RNA-Seq Provides Insights into the Mechanisms Underlying Ilyonectria robusta Responding to Secondary Metabolites of Bacillus methylotrophicus NJ13

• Published in: Journal of fungi (Basel) Vol. 8; no. 8; p. 779
• Main Authors: Li, Xiang, Li, Mengtao, Liu, Xiangkai, Jiang, Yilin, Zhao, Dongfang, Gao, Jie, Wang, Zhenhui, Jiang, Yun, Chen, Changqing
• Format: Journal Article
• Language: English
• Published: Switzerland MDPI AG 26.07.2022; MDPI
• Subjects: Antifungal activity; Apoptosis; Bacillus methylotrophicus; Biological control; Cell membranes; Cell walls; Chitin; Conidia; differentially expressed fungal genes; Electrical conductivity; Fermentation; Fungi; Fungicides; Gene expression; Ginseng; Glucose metabolism; Hyphae; Ilyonectria; Ilyonectria robusta; Membrane permeability; Metabolites; Molecular modelling; Mycelia; Pathogens; Peroxidation; Pesticides; Phytopathogenic fungi; Plant diseases; Root rot; Rusty root; Secondary metabolites; transcriptome; Transcriptomes; China; Germany; differentially expressed fungal genes; Ilyonectria robusta; secondary metabolites; Bacillus methylotrophicus; transcriptome
• ISSN: 2309-608X; 2309-608X
• DOI: 10.3390/jof8080779

(1) Background: Ilyonectria robusta can cause ginseng to suffer from rusty root rot.

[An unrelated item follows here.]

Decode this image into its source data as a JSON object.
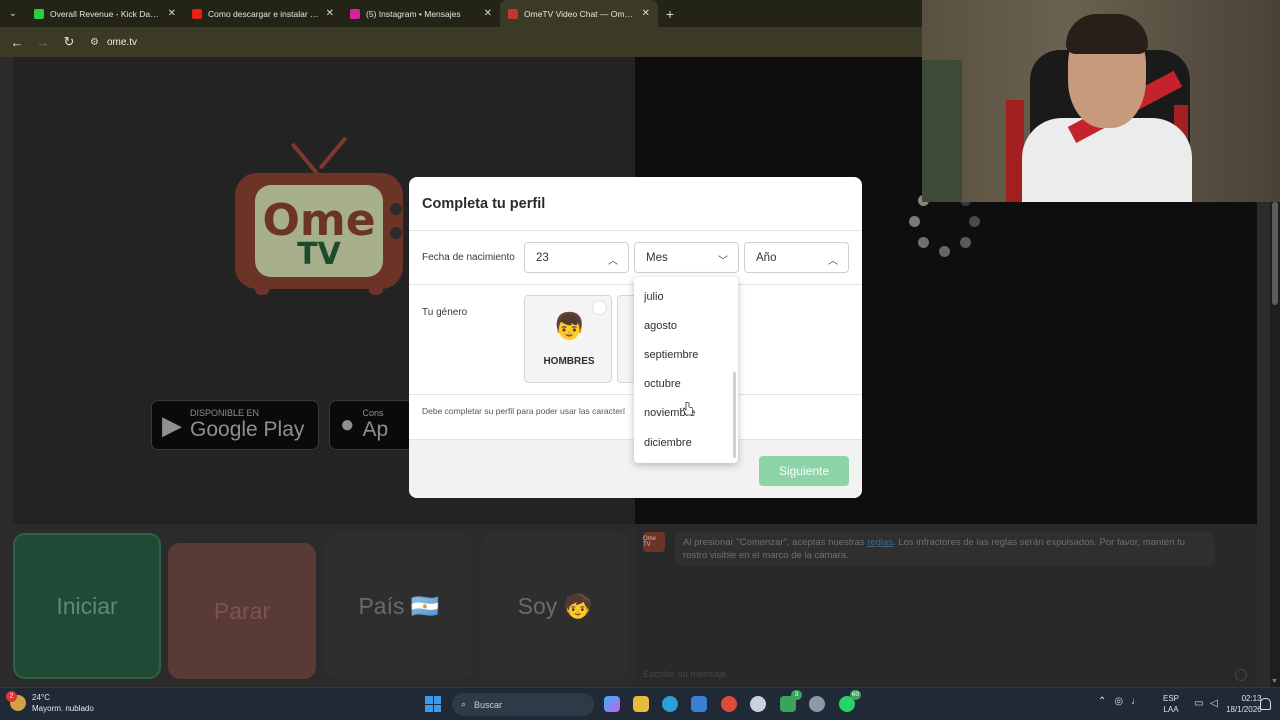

Secondary metabolites (SMs) produced by Bacillus methylotrophicus NJ13 can inhibit the mycelial growth of I. robusta. However, the molecular mechanism of the inhibition and response remains unclear. (2) Methods: Through an in vitro trial, the effect of B. methylotrophicus NJ13’s SMs on the hyphae and conidia of I. robusta was determined. The change in the physiological function of I. robusta was evaluated in response to NJ13’s SMs by measuring the electrical conductivity, malondialdehyde (MDA) content, and glucose content. The molecular interaction mechanism of I. robusta’s response to NJ13’s SMs was analyzed by using transcriptome sequencing. (3) Results: NJ13’s SMs exhibited antifungal activity against I. robusta: namely, the hyphae swelled and branched abnormally, and their inclusions leaked out due to changes in the cell membrane permeability and the peroxidation level; the EC50 value was 1.21% (v/v). In transcripts at 4 dpi and 7 dpi, the number of differentially expressed genes (DEGs) (|log2(fold change)| > 1, p adj ≤ 0.05) was 1960 and 354, respectively. NJ13’s SMs affected the glucose metabolism pathway, and the sugar-transporter-related genes were downregulated, which are utilized by I. robusta for energy production. The cell wall structure of I. robusta was disrupted, and chitin-synthase-related genes were downregulated. (4) Conclusions: A new dataset of functional responses of the ginseng pathogenic fungus I. robusta was obtained. The results will benefit the development of targeted biological fungicides for I. robusta and the study of the molecular mechanisms of interaction between biocontrol bacteria and phytopathogenic fungi.